Tutti gli scatti presenti alla Lorcan O'Neill di Roma, la galleria dove abbiamo incontrato l'artista (l'unica ad avere l'escluisiva in Italia per Jeff Wall) sono nati da incontri fortuiti. Il giovane ragazzo sotto la pioggia è un amico di suo figlio presentatosi una sera a cena, la lezione di storia del costume di Ivan Sayers è veramente stata frequentata da Wall e da sua moglie. «Le mie fotografie nascono sempre per caso, da una scena che realmente avviene davanti ai miei occhi, che catturo nella mia mente. Con il tempo ho iniziato a guardare tutto quello che mi accadeva intorno come un potenziale soggetto e a prestare molta attenzione. Anche nel caso di Mimix. Camminando mi sono imbattuto nella scena del ragazzo che si allunga l'occhio per denigrare l'asiatico ed ho immediatamente capito che quella era un'immagine che volevo scattare». Wall unisce l'immediatezza della street photography alla finzione del cinema giocando con la nostra percezione. «Sappiamo veramente che cos'è realistico e naturale in fotografia? Io credo di no. Ho una grande collezione di immagini spontanee prese da giornali che sembrano del tutto artificiali, orchestrate. Noi ci illudiamo di sapere come ci muoviamo e come le cose possano apparire in fotografia. La gente usa gli occhi come dispositivi GPS, ma in realta' non vede nulla. La vista è un miracolo e quello che vedi ti può sempre sorprendere».

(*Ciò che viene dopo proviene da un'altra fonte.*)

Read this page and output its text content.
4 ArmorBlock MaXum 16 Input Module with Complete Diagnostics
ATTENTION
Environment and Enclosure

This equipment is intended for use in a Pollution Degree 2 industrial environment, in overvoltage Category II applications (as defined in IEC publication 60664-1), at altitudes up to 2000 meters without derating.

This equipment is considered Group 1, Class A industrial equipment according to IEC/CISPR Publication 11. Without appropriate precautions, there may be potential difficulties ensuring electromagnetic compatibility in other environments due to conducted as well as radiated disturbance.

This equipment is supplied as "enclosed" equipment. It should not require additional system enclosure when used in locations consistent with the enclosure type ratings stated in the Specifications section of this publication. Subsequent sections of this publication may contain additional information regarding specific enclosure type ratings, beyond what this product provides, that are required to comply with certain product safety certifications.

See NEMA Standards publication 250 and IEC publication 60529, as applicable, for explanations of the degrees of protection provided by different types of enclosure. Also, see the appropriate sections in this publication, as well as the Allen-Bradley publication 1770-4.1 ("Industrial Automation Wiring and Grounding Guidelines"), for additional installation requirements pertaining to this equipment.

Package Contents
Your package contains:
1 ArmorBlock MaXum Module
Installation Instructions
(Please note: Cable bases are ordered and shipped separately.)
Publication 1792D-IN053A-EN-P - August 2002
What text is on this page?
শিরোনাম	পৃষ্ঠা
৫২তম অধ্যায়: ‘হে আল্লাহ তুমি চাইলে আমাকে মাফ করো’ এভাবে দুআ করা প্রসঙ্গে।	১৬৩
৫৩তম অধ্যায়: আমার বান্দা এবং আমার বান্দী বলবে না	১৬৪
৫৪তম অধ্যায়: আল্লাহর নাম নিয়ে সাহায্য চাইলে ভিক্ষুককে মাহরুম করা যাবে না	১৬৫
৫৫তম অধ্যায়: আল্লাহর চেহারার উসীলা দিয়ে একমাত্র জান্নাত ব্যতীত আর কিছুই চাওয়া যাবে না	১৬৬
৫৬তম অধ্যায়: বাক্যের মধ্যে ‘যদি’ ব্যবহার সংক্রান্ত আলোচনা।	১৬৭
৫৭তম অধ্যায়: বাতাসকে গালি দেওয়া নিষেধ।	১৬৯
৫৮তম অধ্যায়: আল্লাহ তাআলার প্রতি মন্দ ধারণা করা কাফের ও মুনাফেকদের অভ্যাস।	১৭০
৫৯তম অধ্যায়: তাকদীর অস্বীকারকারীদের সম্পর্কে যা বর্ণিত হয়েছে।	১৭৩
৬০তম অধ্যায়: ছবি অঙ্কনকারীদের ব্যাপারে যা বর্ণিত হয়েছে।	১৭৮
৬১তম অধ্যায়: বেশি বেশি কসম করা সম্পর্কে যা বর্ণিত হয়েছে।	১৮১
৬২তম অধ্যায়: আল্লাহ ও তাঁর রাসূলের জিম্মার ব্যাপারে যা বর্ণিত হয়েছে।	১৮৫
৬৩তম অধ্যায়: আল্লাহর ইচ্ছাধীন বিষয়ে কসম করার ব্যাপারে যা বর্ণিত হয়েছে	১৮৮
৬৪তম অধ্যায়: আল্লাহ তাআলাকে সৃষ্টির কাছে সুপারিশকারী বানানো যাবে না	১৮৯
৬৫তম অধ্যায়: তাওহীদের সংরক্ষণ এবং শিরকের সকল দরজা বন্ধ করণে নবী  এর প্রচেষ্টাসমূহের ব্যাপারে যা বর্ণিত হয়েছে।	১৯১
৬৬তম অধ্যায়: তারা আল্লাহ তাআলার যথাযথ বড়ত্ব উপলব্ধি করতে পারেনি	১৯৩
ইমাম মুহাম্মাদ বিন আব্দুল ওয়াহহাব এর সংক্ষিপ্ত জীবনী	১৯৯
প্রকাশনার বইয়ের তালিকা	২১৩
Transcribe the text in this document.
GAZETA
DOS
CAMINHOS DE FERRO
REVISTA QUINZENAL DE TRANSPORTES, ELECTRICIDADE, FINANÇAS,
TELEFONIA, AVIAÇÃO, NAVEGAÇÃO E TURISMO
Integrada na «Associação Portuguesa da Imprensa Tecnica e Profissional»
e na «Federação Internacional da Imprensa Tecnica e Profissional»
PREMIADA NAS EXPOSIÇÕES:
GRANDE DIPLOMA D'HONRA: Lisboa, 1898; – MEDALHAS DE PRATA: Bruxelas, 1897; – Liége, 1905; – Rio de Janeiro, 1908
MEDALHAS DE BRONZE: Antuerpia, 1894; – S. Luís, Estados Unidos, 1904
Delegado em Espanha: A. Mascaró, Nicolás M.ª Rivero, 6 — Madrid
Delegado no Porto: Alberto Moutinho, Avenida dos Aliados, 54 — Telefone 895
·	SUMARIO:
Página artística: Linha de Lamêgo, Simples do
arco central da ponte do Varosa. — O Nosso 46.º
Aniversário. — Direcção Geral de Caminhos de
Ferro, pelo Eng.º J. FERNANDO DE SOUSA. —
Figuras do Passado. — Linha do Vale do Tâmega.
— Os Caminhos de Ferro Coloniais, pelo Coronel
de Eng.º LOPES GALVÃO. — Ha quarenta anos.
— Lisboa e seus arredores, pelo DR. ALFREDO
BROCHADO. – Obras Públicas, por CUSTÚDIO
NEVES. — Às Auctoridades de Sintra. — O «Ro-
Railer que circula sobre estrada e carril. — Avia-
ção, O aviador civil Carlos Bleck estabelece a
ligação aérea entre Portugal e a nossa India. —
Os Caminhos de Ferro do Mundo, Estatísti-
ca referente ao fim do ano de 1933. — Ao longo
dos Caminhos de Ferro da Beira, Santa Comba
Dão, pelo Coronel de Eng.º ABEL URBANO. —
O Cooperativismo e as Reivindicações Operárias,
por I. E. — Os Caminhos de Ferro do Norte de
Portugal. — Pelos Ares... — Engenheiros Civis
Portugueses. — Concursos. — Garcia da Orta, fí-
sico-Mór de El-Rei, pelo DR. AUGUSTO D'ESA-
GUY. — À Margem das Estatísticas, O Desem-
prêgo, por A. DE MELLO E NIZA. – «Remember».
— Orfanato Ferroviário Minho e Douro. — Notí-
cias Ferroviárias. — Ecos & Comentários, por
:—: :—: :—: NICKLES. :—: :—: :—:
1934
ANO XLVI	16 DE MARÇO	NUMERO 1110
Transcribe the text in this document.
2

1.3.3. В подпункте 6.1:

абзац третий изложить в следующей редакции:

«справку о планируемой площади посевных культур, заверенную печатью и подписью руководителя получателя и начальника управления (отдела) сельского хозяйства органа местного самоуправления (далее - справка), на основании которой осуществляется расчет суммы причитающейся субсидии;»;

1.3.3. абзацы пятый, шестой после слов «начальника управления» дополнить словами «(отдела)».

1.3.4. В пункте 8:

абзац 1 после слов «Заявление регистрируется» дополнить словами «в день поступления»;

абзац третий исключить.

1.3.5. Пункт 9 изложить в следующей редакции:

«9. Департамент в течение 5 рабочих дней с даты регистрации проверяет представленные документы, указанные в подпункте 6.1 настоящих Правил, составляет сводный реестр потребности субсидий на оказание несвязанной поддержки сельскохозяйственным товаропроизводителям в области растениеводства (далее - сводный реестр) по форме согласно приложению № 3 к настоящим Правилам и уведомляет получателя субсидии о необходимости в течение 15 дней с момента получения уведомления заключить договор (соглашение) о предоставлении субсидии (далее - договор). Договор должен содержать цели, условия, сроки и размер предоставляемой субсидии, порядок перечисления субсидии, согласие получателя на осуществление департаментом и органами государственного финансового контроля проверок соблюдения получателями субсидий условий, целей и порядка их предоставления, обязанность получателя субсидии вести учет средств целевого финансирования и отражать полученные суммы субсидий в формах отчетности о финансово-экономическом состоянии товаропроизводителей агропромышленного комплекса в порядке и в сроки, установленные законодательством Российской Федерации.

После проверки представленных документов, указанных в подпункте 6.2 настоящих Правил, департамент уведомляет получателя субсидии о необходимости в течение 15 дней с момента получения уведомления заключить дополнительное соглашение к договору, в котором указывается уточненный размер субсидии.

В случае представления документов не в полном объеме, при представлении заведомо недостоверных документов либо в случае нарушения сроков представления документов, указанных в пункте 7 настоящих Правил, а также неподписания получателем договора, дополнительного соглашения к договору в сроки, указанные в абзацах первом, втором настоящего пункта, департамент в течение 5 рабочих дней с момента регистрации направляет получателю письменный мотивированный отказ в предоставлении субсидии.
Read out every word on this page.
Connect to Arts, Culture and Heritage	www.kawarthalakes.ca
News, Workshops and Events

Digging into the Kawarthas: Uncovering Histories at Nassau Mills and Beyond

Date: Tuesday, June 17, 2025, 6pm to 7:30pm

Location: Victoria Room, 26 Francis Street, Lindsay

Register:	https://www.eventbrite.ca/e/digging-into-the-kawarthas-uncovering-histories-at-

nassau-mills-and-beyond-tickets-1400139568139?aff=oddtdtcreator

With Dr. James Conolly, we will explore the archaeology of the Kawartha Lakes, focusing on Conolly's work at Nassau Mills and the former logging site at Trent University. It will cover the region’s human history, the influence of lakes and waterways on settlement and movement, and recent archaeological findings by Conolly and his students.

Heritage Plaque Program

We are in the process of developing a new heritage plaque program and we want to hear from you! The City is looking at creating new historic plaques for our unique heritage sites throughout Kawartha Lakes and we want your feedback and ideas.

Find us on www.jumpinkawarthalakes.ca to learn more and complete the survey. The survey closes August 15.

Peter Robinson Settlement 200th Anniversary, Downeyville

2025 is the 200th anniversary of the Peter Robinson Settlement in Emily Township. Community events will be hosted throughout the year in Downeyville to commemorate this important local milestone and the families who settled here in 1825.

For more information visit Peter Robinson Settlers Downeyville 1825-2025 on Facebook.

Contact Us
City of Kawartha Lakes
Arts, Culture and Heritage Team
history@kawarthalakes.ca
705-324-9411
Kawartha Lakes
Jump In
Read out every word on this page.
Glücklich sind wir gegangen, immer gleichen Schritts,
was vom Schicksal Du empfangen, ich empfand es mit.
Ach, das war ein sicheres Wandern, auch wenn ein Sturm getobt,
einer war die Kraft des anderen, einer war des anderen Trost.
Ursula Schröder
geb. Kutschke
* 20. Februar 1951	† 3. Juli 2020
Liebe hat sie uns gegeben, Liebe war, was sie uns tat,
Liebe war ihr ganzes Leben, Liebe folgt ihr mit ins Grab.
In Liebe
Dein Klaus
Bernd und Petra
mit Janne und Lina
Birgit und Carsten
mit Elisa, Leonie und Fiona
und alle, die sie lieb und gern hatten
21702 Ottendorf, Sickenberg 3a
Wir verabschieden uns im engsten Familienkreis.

La ricerca tecnologica per Wall è sempre stata di grande importanza. «Il computer ha cambiato moltissimo il mio modo di lavorare. Ho voluto imparare già all'inizio degli anni '90. È stato il primo vero grande cambiamento da quando è nata la fotografia. Ma nello stesso tempo credo che la gente abbia abbandonato la pellicola troppo velocemente. La qualità è ancora superiore e straordinaria e io personalmente ne ho enormi scorte. Conservo in diversi frigoriferi circa 70.000 rullini Polaroid. Ne ho per i prossimi 20 anni...». Ma il punto nodale nella rivoluzione attuata da Wall è la forma espositiva dell'opera: i lightboxes, scatole che contengono immagini retro-illuminate prese in prestito dallo scenario urbano delle grandi insegne pubblicitarie luminose. Mai una fotografia era stata più seducente: grazie alla luce i colori si saturano, brillano e l'immagine aquisisce forza. Gli domando se si tratti di una forma espressiva ancora attuale nel suo lavoro. «Ho smesso di utilizzare i lightboxes ormai da circa 5 anni, non mi è mai piaciuto limitare la mia ricerca. Ora lavoro su stampe a colori senza retro-illuminazione e sul bianco e nero. Sono arrivato tardi al bianco e nero perché per utilizzare la tecnica tradizionale, ma in grande formato, l'unico modo era costruirmi da solo una enorme camera oscura. Ci ho messo 15 anni.

Comunque è probabile che io ritorni ai lightboxes prima o poi, ma sicuramente con uno sguardo completamente nuovo».